La délégation a également pointé l’ouverture-fermeture de classe arbitraire
entre les deux écoles, annoncée en CTP, donnant lieu à une ouverture sur Guy
Môquet et une fermeture sur Paul Bert alors que l’école Guy Môquet ne
dispose pas de la place pour accueillir cette quinzième classe et qu’elle
resterait donc hébergée sur Paul Bert tout en dépendant de Guy Môquet. Cette
décision pose des problèmes de sécurité et de responsabilité et ne sert pas
l’intérêt des enfants.

La représentante du Ministre s’est engagée à faire un rapport précis auprès
du Directeur Général de l’Enseignement scolaire et a indiqué que le
ministère prendrait ensuite contact avec le recteur de Créteil et l’IA du
Val de Marne.

La délégation a insisté sur l’urgence du dossier auprès de la représentante
du Ministre car la phase d’ajustement du mouvement des enseignants débute
mercredi 24 juin et que le poste de direction de l’école Paul Bert a
actuellement disparu de tous les documents (sans qu’aucune mesure de
suppression n’ait été présentée ni en CTPD, ni en CDEN).
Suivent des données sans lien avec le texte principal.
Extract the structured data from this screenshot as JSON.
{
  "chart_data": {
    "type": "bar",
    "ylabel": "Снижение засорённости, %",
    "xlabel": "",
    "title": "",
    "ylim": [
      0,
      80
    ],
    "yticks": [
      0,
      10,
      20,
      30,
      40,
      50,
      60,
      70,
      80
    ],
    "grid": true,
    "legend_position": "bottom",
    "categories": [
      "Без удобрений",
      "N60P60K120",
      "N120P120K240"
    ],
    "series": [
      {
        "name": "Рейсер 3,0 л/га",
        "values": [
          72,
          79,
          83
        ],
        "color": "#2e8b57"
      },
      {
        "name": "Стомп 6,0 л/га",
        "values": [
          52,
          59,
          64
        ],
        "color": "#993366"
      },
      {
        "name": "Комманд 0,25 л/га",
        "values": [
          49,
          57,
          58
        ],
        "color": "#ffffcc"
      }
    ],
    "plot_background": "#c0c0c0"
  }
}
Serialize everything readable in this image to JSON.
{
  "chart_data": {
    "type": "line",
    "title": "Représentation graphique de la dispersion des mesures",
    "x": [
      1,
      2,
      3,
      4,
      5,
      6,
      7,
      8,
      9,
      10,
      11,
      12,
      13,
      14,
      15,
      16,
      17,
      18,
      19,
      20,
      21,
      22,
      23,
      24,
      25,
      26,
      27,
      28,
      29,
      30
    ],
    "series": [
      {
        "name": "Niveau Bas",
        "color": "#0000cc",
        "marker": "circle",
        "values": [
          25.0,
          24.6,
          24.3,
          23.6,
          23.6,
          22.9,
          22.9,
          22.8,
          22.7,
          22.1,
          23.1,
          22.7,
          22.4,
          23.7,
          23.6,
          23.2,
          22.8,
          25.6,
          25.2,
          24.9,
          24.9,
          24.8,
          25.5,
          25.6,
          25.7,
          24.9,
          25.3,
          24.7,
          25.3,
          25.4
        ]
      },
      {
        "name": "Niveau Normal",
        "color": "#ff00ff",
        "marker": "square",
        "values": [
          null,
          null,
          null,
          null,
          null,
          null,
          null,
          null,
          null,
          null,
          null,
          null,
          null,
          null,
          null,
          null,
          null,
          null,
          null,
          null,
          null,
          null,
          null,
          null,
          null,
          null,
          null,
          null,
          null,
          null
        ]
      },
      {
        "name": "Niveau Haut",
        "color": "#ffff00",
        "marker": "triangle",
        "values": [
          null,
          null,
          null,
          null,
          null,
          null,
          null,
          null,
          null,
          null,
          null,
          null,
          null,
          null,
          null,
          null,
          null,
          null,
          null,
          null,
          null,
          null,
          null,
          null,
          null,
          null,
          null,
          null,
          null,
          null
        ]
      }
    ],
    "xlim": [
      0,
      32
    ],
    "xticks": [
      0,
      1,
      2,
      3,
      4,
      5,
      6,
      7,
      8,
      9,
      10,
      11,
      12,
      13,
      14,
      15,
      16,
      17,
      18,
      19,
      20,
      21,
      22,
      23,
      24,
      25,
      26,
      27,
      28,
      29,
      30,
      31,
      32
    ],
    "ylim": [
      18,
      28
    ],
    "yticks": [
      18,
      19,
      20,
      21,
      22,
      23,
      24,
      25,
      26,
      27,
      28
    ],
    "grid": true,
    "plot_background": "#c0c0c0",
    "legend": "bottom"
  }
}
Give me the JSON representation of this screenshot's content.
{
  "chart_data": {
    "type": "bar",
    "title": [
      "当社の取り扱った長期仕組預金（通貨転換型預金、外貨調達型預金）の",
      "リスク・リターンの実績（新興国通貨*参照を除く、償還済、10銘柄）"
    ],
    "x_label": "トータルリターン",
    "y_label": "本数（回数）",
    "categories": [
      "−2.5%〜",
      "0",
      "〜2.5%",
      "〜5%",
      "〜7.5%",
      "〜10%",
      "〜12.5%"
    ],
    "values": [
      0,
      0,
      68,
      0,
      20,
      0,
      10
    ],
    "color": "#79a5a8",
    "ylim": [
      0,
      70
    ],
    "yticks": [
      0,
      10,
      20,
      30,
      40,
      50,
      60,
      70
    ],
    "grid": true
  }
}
Elle a attiré l’attention de la représentante du Ministre sur le fait
qu’administrativement la fusion des écoles Paul Bert et Guy Môquet n’a pas
été prononcée et que le refus d’affecter un directeur à l’école Paul Bert
est donc contraire au droit, en particulier à l’article 1 du décret 89-122
du 24/02/1989 qui oblige à nommer un directeur d’école par école constituée.

Personne ne pourrait admettre que les autorités de l’Education nationale
refusent d’appliquer la loi dont elles sont les garantes, avec toutes les
conséquences pour les enfants et les enseignants, pour se mettre au service
d’un projet local rejeté par l’ensemble des parents et enseignants.